London: Britain on Wednesday said it intended to create what will be the world's biggest fully-protected marine reserve, covering an area nearly the size of France and Germany put together in the Pacific Ocean.

The reserve will be based around the remote Pitcairn Islands archipelago, a British overseas territory that is inhabited by descendants of the sailors who staged a famous mutiny on the Bounty ship in 1789.

"The government intends to proceed with designation of a MPA (Marine Protected Area) around Pitcairn," read the budget unveiled by finance minister George Osborne in parliament.

But the government said a final deal would depend on agreements for satellite monitoring of the vast area, preventing ports from landing illegal fish catches and naval patrols.

The Pew Charitable Trusts, the US charity that has led the campaign for the reserve, said the area would cover 834,334 square kilometres (322,138 square miles).

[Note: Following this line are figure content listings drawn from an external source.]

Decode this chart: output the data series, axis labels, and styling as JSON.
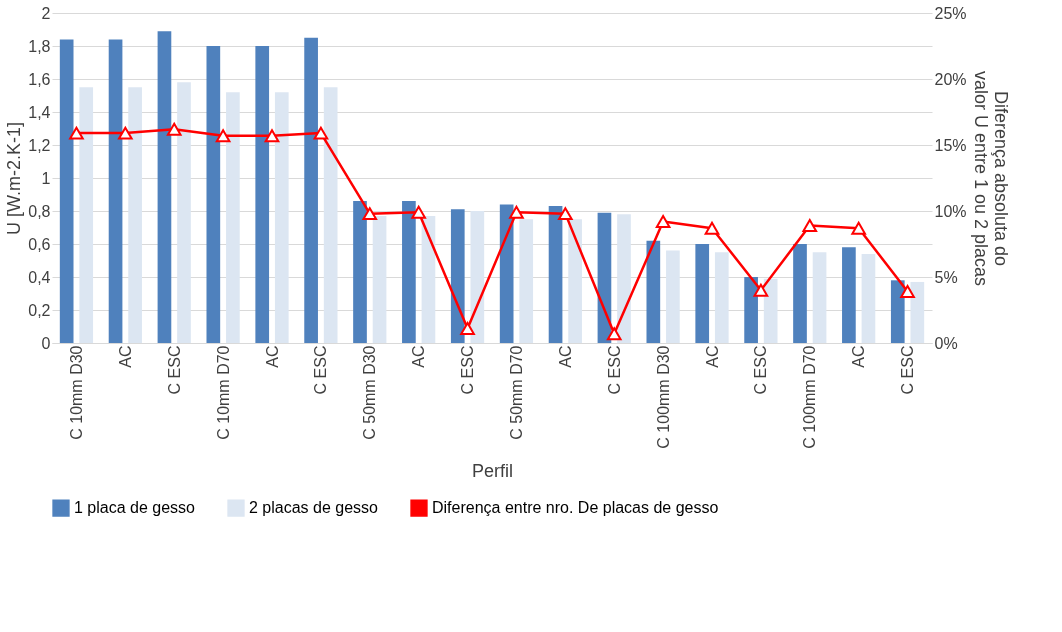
{
  "chart_data": {
    "type": "bar",
    "xlabel": "Perfil",
    "ylabel": "U [W.m-2.K-1]",
    "y2label": "Diferença absoluta do valor U entre 1 ou 2 placas",
    "categories": [
      "C 10mm D30",
      "AC",
      "C ESC",
      "C 10mm D70",
      "AC",
      "C ESC",
      "C 50mm D30",
      "AC",
      "C ESC",
      "C 50mm D70",
      "AC",
      "C ESC",
      "C 100mm D30",
      "AC",
      "C ESC",
      "C 100mm D70",
      "AC",
      "C ESC"
    ],
    "series": [
      {
        "name": "1 placa de gesso",
        "color": "#4f81bd",
        "values": [
          1.84,
          1.84,
          1.89,
          1.8,
          1.8,
          1.85,
          0.86,
          0.86,
          0.81,
          0.84,
          0.83,
          0.79,
          0.62,
          0.6,
          0.4,
          0.6,
          0.58,
          0.38
        ]
      },
      {
        "name": "2 placas de gesso",
        "color": "#dce6f2",
        "values": [
          1.55,
          1.55,
          1.58,
          1.52,
          1.52,
          1.55,
          0.77,
          0.77,
          0.8,
          0.75,
          0.75,
          0.78,
          0.56,
          0.55,
          0.39,
          0.55,
          0.54,
          0.37
        ]
      },
      {
        "name": "Diferença entre nro. De placas de gesso",
        "type": "line",
        "axis": "y2",
        "color": "#ff0000",
        "marker": "triangle",
        "values": [
          15.9,
          15.9,
          16.2,
          15.7,
          15.7,
          15.9,
          9.8,
          9.9,
          1.1,
          9.9,
          9.8,
          0.7,
          9.2,
          8.7,
          4.0,
          8.9,
          8.7,
          3.9
        ]
      }
    ],
    "ylim": [
      0,
      2
    ],
    "yticks": [
      0,
      {
        "value": 0.2,
        "label": "0,2"
      },
      {
        "value": 0.4,
        "label": "0,4"
      },
      {
        "value": 0.6,
        "label": "0,6"
      },
      {
        "value": 0.8,
        "label": "0,8"
      },
      1,
      {
        "value": 1.2,
        "label": "1,2"
      },
      {
        "value": 1.4,
        "label": "1,4"
      },
      {
        "value": 1.6,
        "label": "1,6"
      },
      {
        "value": 1.8,
        "label": "1,8"
      },
      2
    ],
    "y2lim": [
      0,
      25
    ],
    "y2ticks": [
      {
        "value": 0,
        "label": "0%"
      },
      {
        "value": 5,
        "label": "5%"
      },
      {
        "value": 10,
        "label": "10%"
      },
      {
        "value": 15,
        "label": "15%"
      },
      {
        "value": 20,
        "label": "20%"
      },
      {
        "value": 25,
        "label": "25%"
      }
    ],
    "grid": "y",
    "legend": "bottom"
  }
}
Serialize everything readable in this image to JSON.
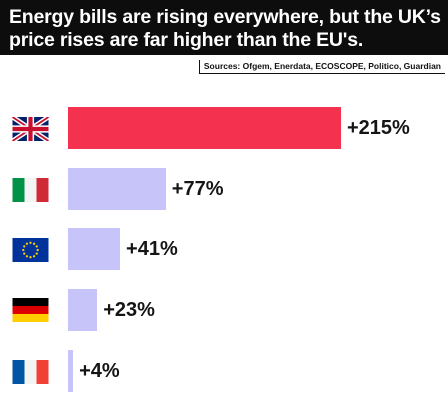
{
  "header": {
    "title": "Energy bills are rising everywhere, but the UK’s price rises are far higher than the EU's.",
    "sources": "Sources: Ofgem, Enerdata, ECOSCOPE, Politico, Guardian"
  },
  "colors": {
    "uk_bar": "#f4314f",
    "other_bar": "#c6c4f8",
    "header_bg": "#0d0d0d"
  },
  "chart_data": {
    "type": "bar",
    "orientation": "horizontal",
    "categories": [
      "UK",
      "Italy",
      "EU",
      "Germany",
      "France"
    ],
    "icons": [
      "uk-flag-icon",
      "italy-flag-icon",
      "eu-flag-icon",
      "germany-flag-icon",
      "france-flag-icon"
    ],
    "values": [
      215,
      77,
      41,
      23,
      4
    ],
    "labels": [
      "+215%",
      "+77%",
      "+41%",
      "+23%",
      "+4%"
    ],
    "xlim": [
      0,
      215
    ],
    "grid": false
  }
}
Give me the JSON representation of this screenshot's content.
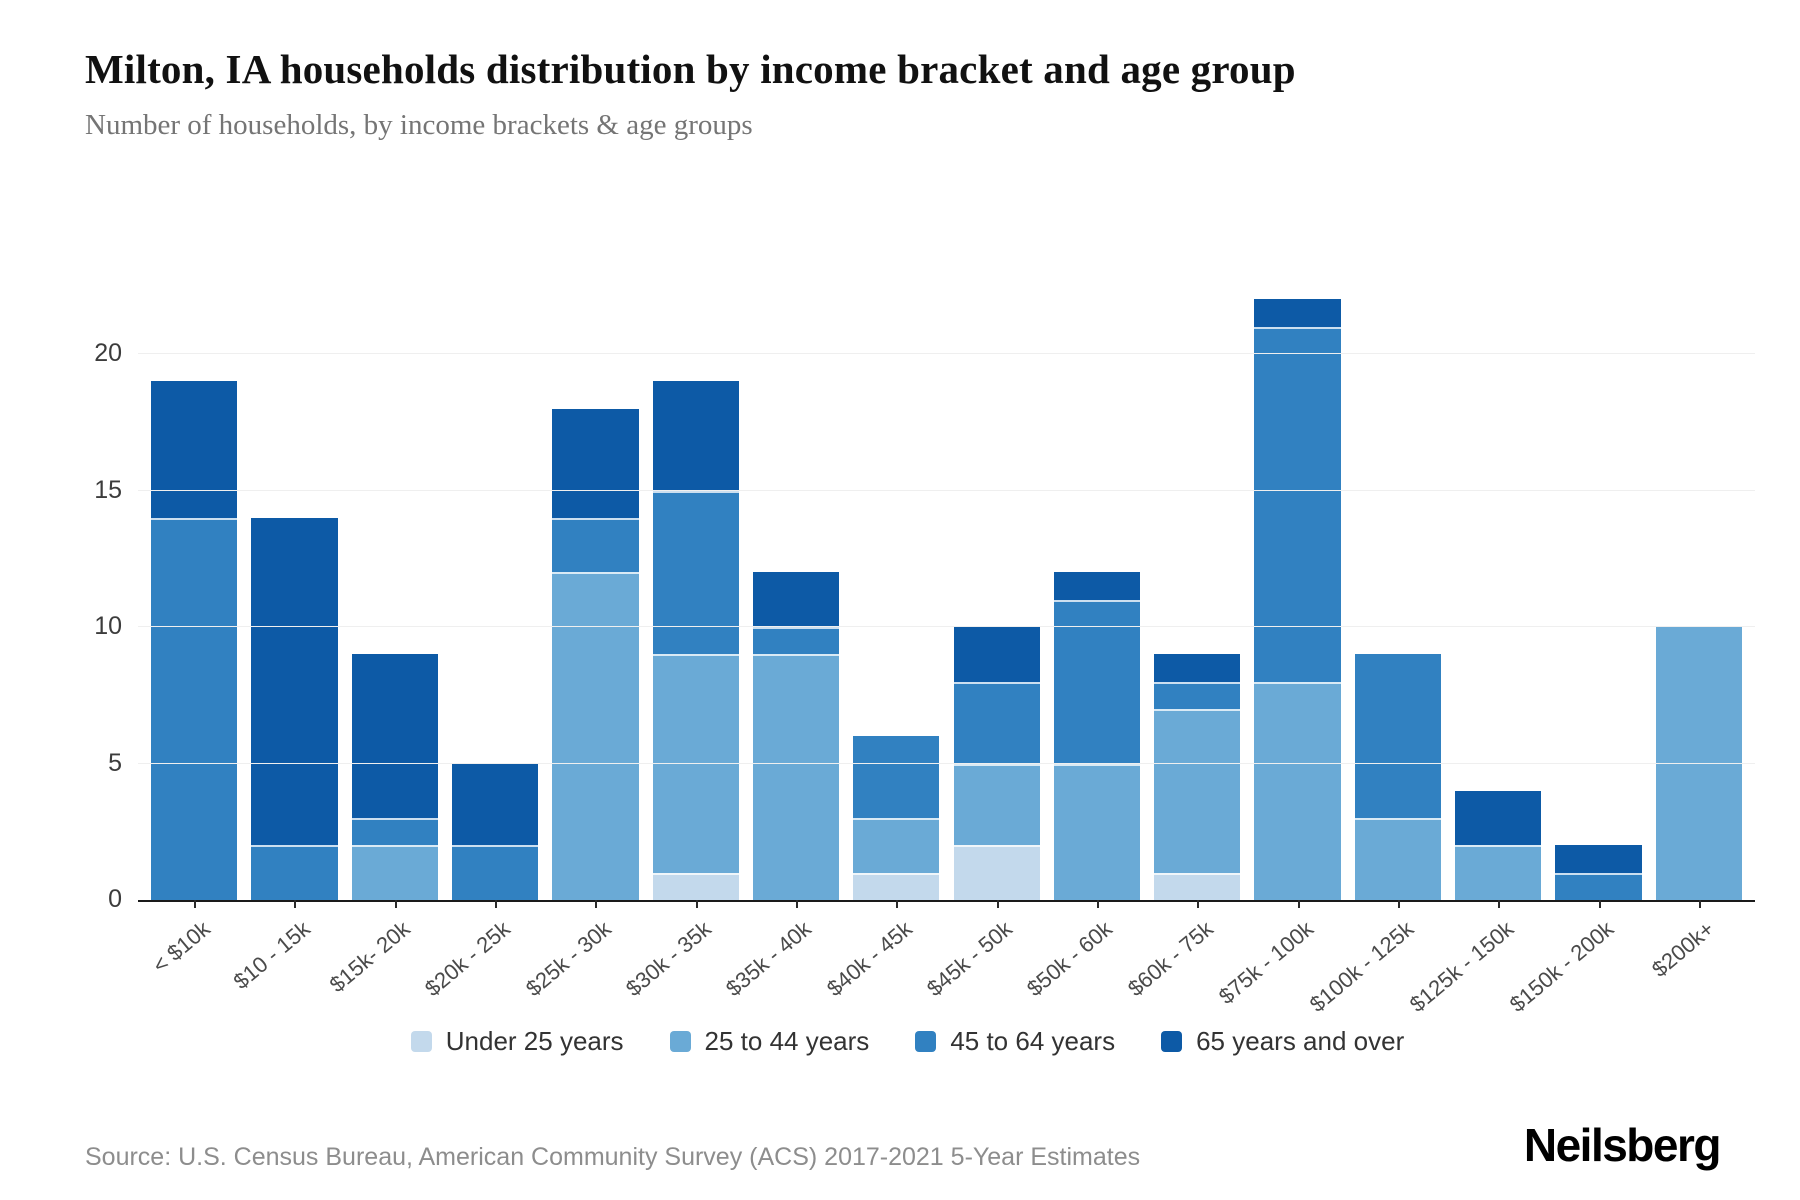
{
  "header": {
    "title": "Milton, IA households distribution by income bracket and age group",
    "subtitle": "Number of households, by income brackets & age groups"
  },
  "footer": {
    "source": "Source: U.S. Census Bureau, American Community Survey (ACS) 2017-2021 5-Year Estimates",
    "brand": "Neilsberg"
  },
  "colors": {
    "under_25": "#c3d9ec",
    "age_25_44": "#6aaad6",
    "age_45_64": "#3181c1",
    "age_65_over": "#0d5aa6",
    "axis_line": "#1a1a1a",
    "gridline": "#efefef"
  },
  "chart_data": {
    "type": "bar",
    "stacked": true,
    "categories": [
      "< $10k",
      "$10 - 15k",
      "$15k- 20k",
      "$20k - 25k",
      "$25k - 30k",
      "$30k - 35k",
      "$35k - 40k",
      "$40k - 45k",
      "$45k - 50k",
      "$50k - 60k",
      "$60k - 75k",
      "$75k - 100k",
      "$100k - 125k",
      "$125k - 150k",
      "$150k - 200k",
      "$200k+"
    ],
    "series": [
      {
        "name": "Under 25 years",
        "color": "#c3d9ec",
        "values": [
          0,
          0,
          0,
          0,
          0,
          1,
          0,
          1,
          2,
          0,
          1,
          0,
          0,
          0,
          0,
          0
        ]
      },
      {
        "name": "25 to 44 years",
        "color": "#6aaad6",
        "values": [
          0,
          0,
          2,
          0,
          12,
          8,
          9,
          2,
          3,
          5,
          6,
          8,
          3,
          2,
          0,
          10
        ]
      },
      {
        "name": "45 to 64 years",
        "color": "#3181c1",
        "values": [
          14,
          2,
          1,
          2,
          2,
          6,
          1,
          3,
          3,
          6,
          1,
          13,
          6,
          0,
          1,
          0
        ]
      },
      {
        "name": "65 years and over",
        "color": "#0d5aa6",
        "values": [
          5,
          12,
          6,
          3,
          4,
          4,
          2,
          0,
          2,
          1,
          1,
          1,
          0,
          2,
          1,
          0
        ]
      }
    ],
    "totals": [
      19,
      14,
      9,
      5,
      18,
      19,
      12,
      6,
      10,
      12,
      9,
      22,
      9,
      4,
      2,
      10
    ],
    "ylabel": "",
    "xlabel": "",
    "yticks": [
      0,
      5,
      10,
      15,
      20
    ],
    "ylim": [
      0,
      22
    ],
    "grid": true,
    "legend_position": "bottom"
  }
}
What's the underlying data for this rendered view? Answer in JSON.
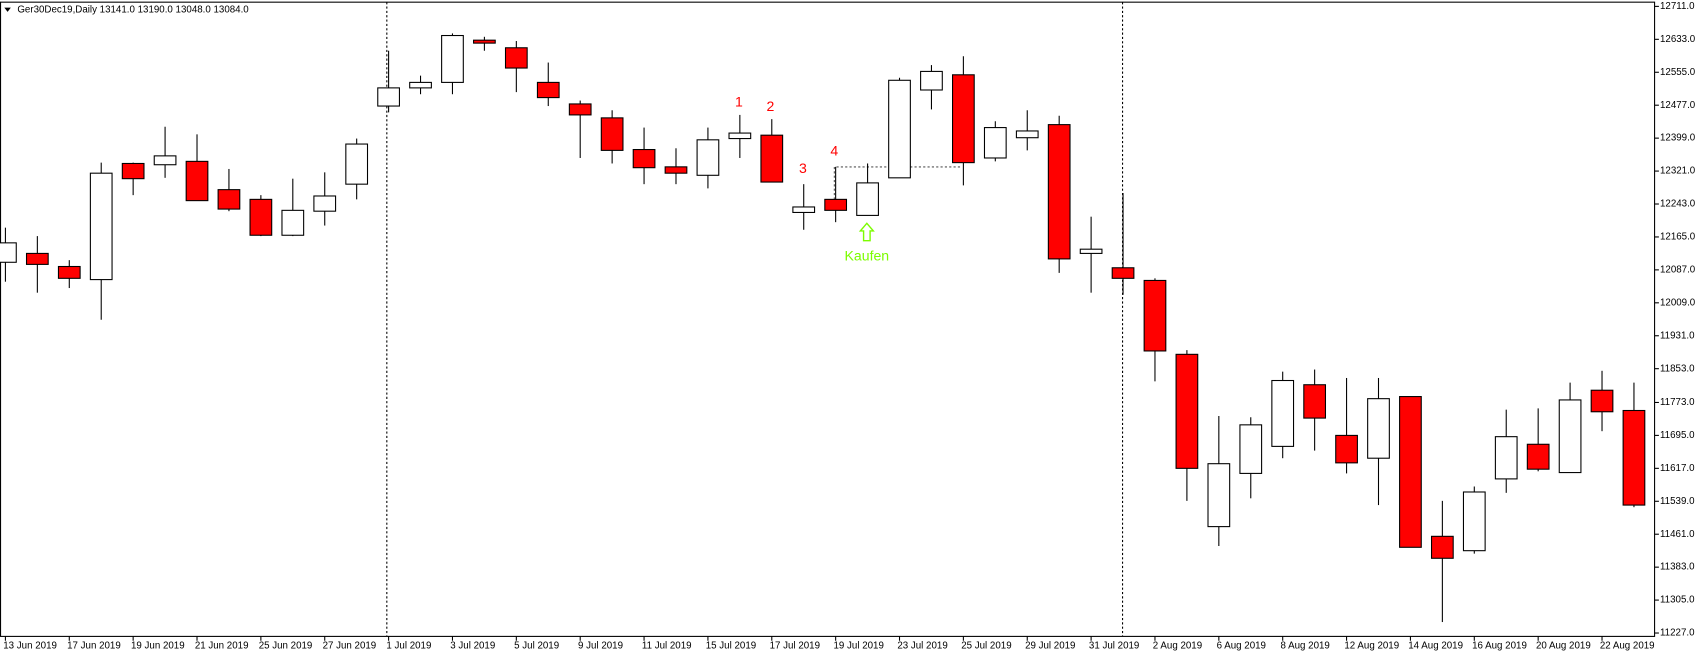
{
  "chart_data": {
    "type": "candlestick",
    "title": "Ger30Dec19,Daily  13141.0 13190.0 13048.0 13084.0",
    "categories": [
      "13 Jun 2019",
      null,
      "17 Jun 2019",
      null,
      "19 Jun 2019",
      null,
      "21 Jun 2019",
      null,
      "25 Jun 2019",
      null,
      "27 Jun 2019",
      null,
      "1 Jul 2019",
      null,
      "3 Jul 2019",
      null,
      "5 Jul 2019",
      null,
      "9 Jul 2019",
      null,
      "11 Jul 2019",
      null,
      "15 Jul 2019",
      null,
      "17 Jul 2019",
      null,
      "19 Jul 2019",
      null,
      "23 Jul 2019",
      null,
      "25 Jul 2019",
      null,
      "29 Jul 2019",
      null,
      "31 Jul 2019",
      null,
      "2 Aug 2019",
      null,
      "6 Aug 2019",
      null,
      "8 Aug 2019",
      null,
      "12 Aug 2019",
      null,
      "14 Aug 2019",
      null,
      "16 Aug 2019",
      null,
      "20 Aug 2019",
      null,
      "22 Aug 2019",
      null
    ],
    "series": [
      {
        "open": [
          12105,
          12126,
          12095,
          12064,
          12339,
          12336,
          12344,
          12277,
          12254,
          12169,
          12226,
          12290,
          12475,
          12518,
          12531,
          12631,
          12613,
          12531,
          12480,
          12447,
          12372,
          12331,
          12311,
          12398,
          12406,
          12223,
          12254,
          12216,
          12305,
          12513,
          12549,
          12352,
          12400,
          12431,
          12126,
          12092,
          12062,
          11887,
          11479,
          11605,
          11669,
          11815,
          11695,
          11641,
          11787,
          11456,
          11422,
          11592,
          11674,
          11607,
          11802,
          11754
        ],
        "high": [
          12187,
          12167,
          12110,
          12341,
          12341,
          12426,
          12408,
          12326,
          12264,
          12303,
          12318,
          12398,
          12606,
          12547,
          12647,
          12639,
          12629,
          12578,
          12488,
          12465,
          12424,
          12375,
          12424,
          12454,
          12444,
          12290,
          12331,
          12339,
          12542,
          12572,
          12593,
          12439,
          12465,
          12452,
          12213,
          12269,
          12067,
          11897,
          11741,
          11738,
          11846,
          11851,
          11831,
          11831,
          11787,
          11540,
          11574,
          11756,
          11759,
          11820,
          11848,
          11820
        ],
        "low": [
          12059,
          12033,
          12044,
          11969,
          12264,
          12305,
          12251,
          12226,
          12167,
          12167,
          12192,
          12254,
          12460,
          12503,
          12503,
          12606,
          12508,
          12475,
          12352,
          12339,
          12290,
          12290,
          12280,
          12352,
          12295,
          12182,
          12200,
          12216,
          12305,
          12467,
          12287,
          12344,
          12370,
          12080,
          12033,
          12028,
          11823,
          11540,
          11433,
          11546,
          11641,
          11659,
          11605,
          11530,
          11430,
          11253,
          11415,
          11559,
          11610,
          11607,
          11705,
          11525
        ],
        "close": [
          12151,
          12100,
          12067,
          12316,
          12303,
          12357,
          12251,
          12231,
          12169,
          12228,
          12262,
          12385,
          12518,
          12531,
          12642,
          12624,
          12565,
          12495,
          12454,
          12370,
          12329,
          12316,
          12395,
          12411,
          12295,
          12236,
          12228,
          12293,
          12536,
          12557,
          12341,
          12424,
          12416,
          12113,
          12136,
          12067,
          11895,
          11617,
          11628,
          11720,
          11825,
          11736,
          11630,
          11782,
          11430,
          11404,
          11561,
          11692,
          11615,
          11779,
          11751,
          11530
        ]
      }
    ],
    "up_color": "#ffffff",
    "down_color": "#ff0000",
    "outline_color": "#000000",
    "ylim": [
      11219,
      12721
    ],
    "yticks": [
      {
        "value": 12711,
        "label": "12711.0"
      },
      {
        "value": 12633,
        "label": "12633.0"
      },
      {
        "value": 12555,
        "label": "12555.0"
      },
      {
        "value": 12477,
        "label": "12477.0"
      },
      {
        "value": 12399,
        "label": "12399.0"
      },
      {
        "value": 12321,
        "label": "12321.0"
      },
      {
        "value": 12243,
        "label": "12243.0"
      },
      {
        "value": 12165,
        "label": "12165.0"
      },
      {
        "value": 12087,
        "label": "12087.0"
      },
      {
        "value": 12009,
        "label": "12009.0"
      },
      {
        "value": 11931,
        "label": "11931.0"
      },
      {
        "value": 11853,
        "label": "11853.0"
      },
      {
        "value": 11773,
        "label": "11773.0"
      },
      {
        "value": 11695,
        "label": "11695.0"
      },
      {
        "value": 11617,
        "label": "11617.0"
      },
      {
        "value": 11539,
        "label": "11539.0"
      },
      {
        "value": 11461,
        "label": "11461.0"
      },
      {
        "value": 11383,
        "label": "11383.0"
      },
      {
        "value": 11305,
        "label": "11305.0"
      },
      {
        "value": 11227,
        "label": "11227.0"
      }
    ],
    "annotations": [
      "1",
      "2",
      "3",
      "4",
      "Kaufen"
    ],
    "annotation_colors": [
      "#ff0000",
      "#ff0000",
      "#ff0000",
      "#ff0000",
      "#7cfc00"
    ]
  }
}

It is home to at least 1,249 species of marine mammals, seabirds and fish and includes the world's deepest known living plant -- a species of encrusting coralline algae found at a depth of 382 metres.

"The new reserve protects some of the most near-pristine ocean habitat on Earth," Pew said in a statement.

In 2013, Pew, National Geographic and the local elected body on the remote archipelago, the Pitcairn Island Council, submitted a proposal for the creation of the reserve.

"The Pitcairn Islands Marine Reserve will build a refuge of untouched ocean to protect and conserve a wealth of marine life," said Matt Rand, director of Pew's Global Ocean Legacy project.

Pitcairn was settled in 1789 by mutineers from the British naval ship the Bounty, who famously set their captain William Bligh adrift in the South Pacific.

Many of the families of the mutineers moved from Pitcairn, a five-square-kilometre island midway between New Zealand and Chile, to the larger Norfolk Island in 1856.

Enric Sala, National Geographic's explorer-in-residence, a member of a scientific expedition that visited the islands, said the move "will protect the true bounty of the Pitcairn Islands -- the array of unique marine life in the surrounding pristine seas."

Pew said the area would be monitored with a satellite monitoring system known as the "Virtual Watch Room" that will allow the detection of illegal fishing activity in real time.